Mailing List AE-List@media-motion.tv ? Message #52233
From: Steve Oakley <steveo@practicali.com>
Subject: Re: [AE] (OT) New Mac Pro - Who's getting it?
Date: Sat, 21 Dec 2013 20:02:22 -0600
To: After Effects Mail List <AE-List@media-motion.tv>
yes this entire thing is sad. I priced out a machine at $4017 for 6 core 3.5ghz which I think will do better than the much more expensive 8 core that runs slower. I don't mean this purely for AE work but for PP editing and Resolve / speedgrade.

the machine certainly has insane bandwidth...

but while PC hardware might be cheaper it comes with its own headaches, especially related to codecs. There simply isn't ProRes for PC or an an **>> affordable, near universal, size independent, very widely adopted ( or easy to get / install codec ) with deep color / alpha support <<**. start listing PC codecs and they all fail to get check marks in EVERY column, and thats what we have cried about for years. its just completely ridiculous this has not been solved by now.  

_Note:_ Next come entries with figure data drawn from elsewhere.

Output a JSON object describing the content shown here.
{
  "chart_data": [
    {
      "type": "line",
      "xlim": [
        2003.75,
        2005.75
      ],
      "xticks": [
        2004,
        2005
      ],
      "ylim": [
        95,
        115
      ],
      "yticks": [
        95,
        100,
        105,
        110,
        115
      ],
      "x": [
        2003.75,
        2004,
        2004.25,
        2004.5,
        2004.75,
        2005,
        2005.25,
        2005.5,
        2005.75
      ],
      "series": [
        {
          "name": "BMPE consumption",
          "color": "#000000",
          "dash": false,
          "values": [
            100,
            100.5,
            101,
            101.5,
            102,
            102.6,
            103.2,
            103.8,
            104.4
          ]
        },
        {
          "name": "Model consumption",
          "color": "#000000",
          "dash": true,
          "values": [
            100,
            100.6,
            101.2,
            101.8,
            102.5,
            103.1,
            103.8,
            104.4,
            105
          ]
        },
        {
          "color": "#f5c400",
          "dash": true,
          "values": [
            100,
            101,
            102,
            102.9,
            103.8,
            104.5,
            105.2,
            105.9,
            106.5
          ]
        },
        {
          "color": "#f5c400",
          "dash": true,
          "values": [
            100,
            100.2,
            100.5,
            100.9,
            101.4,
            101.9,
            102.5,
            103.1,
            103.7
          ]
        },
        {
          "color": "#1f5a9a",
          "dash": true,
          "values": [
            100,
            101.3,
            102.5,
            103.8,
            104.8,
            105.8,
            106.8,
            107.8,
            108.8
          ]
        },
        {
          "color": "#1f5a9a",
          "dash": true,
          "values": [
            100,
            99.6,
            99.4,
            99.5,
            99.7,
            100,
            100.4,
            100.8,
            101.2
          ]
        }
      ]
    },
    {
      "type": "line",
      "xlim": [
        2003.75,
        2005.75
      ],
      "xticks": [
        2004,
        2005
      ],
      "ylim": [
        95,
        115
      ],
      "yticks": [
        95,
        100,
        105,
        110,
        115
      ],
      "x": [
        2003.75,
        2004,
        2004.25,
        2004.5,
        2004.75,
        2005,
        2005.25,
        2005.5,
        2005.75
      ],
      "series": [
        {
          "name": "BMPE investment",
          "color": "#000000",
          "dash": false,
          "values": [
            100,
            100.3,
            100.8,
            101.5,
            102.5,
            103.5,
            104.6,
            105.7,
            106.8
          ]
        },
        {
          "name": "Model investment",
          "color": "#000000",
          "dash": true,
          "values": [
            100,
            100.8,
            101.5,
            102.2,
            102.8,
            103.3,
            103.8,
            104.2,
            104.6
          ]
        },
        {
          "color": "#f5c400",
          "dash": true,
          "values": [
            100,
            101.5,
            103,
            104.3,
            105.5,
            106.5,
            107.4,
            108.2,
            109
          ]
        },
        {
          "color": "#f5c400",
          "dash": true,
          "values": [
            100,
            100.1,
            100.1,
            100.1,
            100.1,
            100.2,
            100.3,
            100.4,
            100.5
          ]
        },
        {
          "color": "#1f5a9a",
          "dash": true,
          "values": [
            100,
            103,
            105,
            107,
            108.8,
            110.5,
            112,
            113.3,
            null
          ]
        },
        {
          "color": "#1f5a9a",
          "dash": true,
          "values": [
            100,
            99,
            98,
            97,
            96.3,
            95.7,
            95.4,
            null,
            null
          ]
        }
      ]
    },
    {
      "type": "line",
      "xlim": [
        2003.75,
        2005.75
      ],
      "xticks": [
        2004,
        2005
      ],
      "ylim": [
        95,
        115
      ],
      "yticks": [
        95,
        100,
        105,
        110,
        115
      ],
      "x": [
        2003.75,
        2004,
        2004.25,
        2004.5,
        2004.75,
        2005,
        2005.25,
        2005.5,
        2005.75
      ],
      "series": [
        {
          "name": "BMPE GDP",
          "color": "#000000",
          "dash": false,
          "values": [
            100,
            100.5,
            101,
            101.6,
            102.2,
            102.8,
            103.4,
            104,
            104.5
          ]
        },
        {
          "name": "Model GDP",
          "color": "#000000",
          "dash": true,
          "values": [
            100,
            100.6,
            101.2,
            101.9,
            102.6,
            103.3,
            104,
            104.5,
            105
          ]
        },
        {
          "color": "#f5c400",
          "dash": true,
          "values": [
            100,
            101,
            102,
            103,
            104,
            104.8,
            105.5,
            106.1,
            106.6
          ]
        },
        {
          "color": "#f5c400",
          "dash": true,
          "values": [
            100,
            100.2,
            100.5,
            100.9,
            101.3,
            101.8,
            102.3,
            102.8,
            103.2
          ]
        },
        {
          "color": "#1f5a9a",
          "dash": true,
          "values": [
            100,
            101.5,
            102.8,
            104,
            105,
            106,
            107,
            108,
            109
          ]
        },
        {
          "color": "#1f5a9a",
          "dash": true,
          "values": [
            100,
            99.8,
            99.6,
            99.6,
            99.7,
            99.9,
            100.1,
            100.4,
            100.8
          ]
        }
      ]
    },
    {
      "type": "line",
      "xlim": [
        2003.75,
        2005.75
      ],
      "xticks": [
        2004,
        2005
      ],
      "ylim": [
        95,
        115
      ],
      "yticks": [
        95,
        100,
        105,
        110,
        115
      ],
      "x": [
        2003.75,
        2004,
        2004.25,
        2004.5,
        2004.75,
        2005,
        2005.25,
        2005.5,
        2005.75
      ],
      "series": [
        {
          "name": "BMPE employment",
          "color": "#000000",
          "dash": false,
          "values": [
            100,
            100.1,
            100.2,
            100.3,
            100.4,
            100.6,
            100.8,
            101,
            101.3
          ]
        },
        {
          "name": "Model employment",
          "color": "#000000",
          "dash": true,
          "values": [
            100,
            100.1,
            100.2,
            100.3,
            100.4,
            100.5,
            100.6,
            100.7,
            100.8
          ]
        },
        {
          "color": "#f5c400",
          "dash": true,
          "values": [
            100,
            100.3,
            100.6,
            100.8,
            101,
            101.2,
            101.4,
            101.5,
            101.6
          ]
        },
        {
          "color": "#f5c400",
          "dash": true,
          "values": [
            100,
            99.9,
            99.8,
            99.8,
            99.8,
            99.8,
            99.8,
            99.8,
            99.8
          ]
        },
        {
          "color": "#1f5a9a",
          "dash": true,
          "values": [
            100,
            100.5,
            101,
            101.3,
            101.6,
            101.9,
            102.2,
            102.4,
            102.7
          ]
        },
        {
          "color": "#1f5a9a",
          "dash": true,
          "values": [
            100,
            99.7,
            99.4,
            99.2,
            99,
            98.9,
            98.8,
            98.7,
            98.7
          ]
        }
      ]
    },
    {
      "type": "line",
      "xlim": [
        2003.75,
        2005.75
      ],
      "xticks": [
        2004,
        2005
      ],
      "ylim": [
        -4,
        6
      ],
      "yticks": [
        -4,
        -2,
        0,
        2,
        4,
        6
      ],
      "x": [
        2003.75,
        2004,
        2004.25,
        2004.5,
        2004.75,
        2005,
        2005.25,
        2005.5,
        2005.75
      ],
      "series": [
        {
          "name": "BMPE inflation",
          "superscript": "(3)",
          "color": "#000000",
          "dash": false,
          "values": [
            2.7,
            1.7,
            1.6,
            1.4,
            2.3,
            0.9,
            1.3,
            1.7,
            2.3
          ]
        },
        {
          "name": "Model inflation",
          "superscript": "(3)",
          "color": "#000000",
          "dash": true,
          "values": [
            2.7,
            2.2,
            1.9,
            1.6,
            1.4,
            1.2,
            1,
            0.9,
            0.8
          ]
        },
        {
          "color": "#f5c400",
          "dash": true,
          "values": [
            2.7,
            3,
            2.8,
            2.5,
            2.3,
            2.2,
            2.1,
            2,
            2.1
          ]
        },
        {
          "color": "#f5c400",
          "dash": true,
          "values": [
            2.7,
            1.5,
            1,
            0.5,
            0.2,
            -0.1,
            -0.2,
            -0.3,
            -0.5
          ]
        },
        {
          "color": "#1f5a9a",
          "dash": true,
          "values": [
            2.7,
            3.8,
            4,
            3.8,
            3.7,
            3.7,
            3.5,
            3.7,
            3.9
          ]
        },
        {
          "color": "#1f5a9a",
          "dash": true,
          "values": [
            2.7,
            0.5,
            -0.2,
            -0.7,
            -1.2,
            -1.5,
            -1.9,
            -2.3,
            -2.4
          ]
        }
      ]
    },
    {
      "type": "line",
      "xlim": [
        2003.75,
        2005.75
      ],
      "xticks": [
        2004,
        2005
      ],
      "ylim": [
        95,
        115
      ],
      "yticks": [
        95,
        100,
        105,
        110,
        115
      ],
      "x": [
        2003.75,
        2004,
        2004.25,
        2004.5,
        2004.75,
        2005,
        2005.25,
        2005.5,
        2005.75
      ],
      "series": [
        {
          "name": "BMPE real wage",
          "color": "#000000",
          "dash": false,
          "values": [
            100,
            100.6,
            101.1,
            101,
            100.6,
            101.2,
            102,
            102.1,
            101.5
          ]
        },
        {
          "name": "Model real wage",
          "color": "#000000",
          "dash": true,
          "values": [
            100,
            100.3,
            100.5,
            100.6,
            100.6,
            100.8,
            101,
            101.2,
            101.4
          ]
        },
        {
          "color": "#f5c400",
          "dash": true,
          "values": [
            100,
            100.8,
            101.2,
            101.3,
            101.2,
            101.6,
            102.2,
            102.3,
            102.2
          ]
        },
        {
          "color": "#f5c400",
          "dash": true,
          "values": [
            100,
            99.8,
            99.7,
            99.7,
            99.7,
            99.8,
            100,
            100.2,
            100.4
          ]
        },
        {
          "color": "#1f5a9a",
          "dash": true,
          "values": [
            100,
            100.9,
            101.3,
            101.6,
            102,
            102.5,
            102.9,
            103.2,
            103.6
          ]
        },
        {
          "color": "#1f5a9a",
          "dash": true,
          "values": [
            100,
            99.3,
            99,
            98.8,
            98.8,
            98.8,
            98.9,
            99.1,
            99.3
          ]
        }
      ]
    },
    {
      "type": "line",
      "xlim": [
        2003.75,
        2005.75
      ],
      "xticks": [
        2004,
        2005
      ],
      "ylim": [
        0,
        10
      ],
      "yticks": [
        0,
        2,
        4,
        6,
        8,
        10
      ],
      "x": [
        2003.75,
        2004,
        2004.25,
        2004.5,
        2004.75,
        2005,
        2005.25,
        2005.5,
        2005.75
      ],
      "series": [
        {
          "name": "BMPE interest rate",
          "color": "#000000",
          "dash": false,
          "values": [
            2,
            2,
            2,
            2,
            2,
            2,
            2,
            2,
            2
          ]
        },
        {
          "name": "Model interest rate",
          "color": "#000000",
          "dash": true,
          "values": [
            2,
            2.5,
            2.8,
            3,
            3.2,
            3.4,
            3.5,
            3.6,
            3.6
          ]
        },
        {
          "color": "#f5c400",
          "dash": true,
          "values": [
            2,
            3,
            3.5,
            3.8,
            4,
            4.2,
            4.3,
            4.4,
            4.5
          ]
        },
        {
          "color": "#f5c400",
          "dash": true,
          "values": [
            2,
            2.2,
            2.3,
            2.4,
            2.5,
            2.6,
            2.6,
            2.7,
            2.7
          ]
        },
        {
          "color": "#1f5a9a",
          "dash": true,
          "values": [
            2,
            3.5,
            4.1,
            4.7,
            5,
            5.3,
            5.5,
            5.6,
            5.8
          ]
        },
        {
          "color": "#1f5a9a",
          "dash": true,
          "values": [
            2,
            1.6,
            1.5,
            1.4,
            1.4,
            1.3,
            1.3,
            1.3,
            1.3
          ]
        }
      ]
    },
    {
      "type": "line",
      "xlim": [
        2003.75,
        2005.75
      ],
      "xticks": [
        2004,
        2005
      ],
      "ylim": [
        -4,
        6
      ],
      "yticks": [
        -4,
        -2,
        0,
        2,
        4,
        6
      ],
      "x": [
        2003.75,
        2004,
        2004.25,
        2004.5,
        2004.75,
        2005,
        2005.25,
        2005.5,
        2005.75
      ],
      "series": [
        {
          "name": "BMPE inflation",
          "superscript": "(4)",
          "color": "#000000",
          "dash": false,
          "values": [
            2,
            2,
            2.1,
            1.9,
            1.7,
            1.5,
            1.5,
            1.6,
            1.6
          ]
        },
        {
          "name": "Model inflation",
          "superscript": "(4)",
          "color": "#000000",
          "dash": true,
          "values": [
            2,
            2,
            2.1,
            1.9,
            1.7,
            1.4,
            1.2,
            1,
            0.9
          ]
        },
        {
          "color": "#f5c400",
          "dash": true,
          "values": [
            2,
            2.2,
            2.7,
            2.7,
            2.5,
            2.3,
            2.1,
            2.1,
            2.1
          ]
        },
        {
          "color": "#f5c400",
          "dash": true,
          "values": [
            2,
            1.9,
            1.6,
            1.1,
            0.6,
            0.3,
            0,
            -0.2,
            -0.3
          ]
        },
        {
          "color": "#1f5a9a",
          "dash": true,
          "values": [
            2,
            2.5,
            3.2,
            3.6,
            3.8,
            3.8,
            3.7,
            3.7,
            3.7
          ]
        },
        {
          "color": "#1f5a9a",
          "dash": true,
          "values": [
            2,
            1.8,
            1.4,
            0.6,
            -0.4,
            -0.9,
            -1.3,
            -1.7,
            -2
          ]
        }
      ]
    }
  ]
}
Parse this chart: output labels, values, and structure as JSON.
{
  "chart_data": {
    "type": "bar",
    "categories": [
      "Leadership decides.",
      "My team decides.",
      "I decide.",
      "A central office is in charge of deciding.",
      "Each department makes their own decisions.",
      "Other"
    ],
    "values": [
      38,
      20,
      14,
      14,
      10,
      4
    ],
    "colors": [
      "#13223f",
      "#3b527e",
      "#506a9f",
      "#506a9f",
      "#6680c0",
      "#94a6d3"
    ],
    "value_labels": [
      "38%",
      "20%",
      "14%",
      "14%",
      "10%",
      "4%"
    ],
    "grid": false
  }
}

Win7 also has its networking problems too. don't get me started on those.

so the question is, how much of your time is worth $1500-$2500 to stay on mac vs PC switch ?

the ECC ram is not a requirement of most MB designs and non-ECC ram will work. be interesting to try in the mac ash tray and see how normal ram would work. my bet is it probably works fine.

you can only have dual CPU's if you have zeon's :( however an i7 6 core at 3+ghz is more than fast enough for most of us. the xeon premium is a big part of the crazy price.

so its cool apple built a 4K ready edit machine. too bad most of us aren not touching 4K now or in the near future. good to be looking forwards but a lot of what the machine does could also of been done more economically.

I'm not going to get one. I'm going to look at the use market for a 5.1 tower instead.

S


On Dec 21, 2013, at 6:46 PM, Teddy Gage <teddygage@gmail.com> wrote:

>      James, you can do whatever you want, but don't misrepresent the facts. A custom PC with similar render numbers on many benchmarks than your new mac pro will actually run you closer to $1,200-1,500. You could literally buy three hex-core computers for the price of that single mac pro. In terms of render power, that's a far cry from "a couple hundred dollars" difference. Yes the Pro has many bespoke custom parts. But they are more or less matched to 90% by regular high end PC components. For example nobody "needs" ECC RAM at 200% markup or Xeon-class chips at 300% markup.



> Regular DDR4 RAM and i7 chips are just as good, if not faster, in many cases.
>
>      You don't have to build it yourself, and you don't have to buy it from Dell or HP, who also charge a hefty markup closer to Apple's, which is where a lot of these inaccurate numbers are coming from. There are tons of mid-level workstation builders out there with great reliability and good warranties. Your justification is fine, I'm not here to tell you how to spend your money. But your comparison is simply not accurate if you understand computer hardware and benchmarks.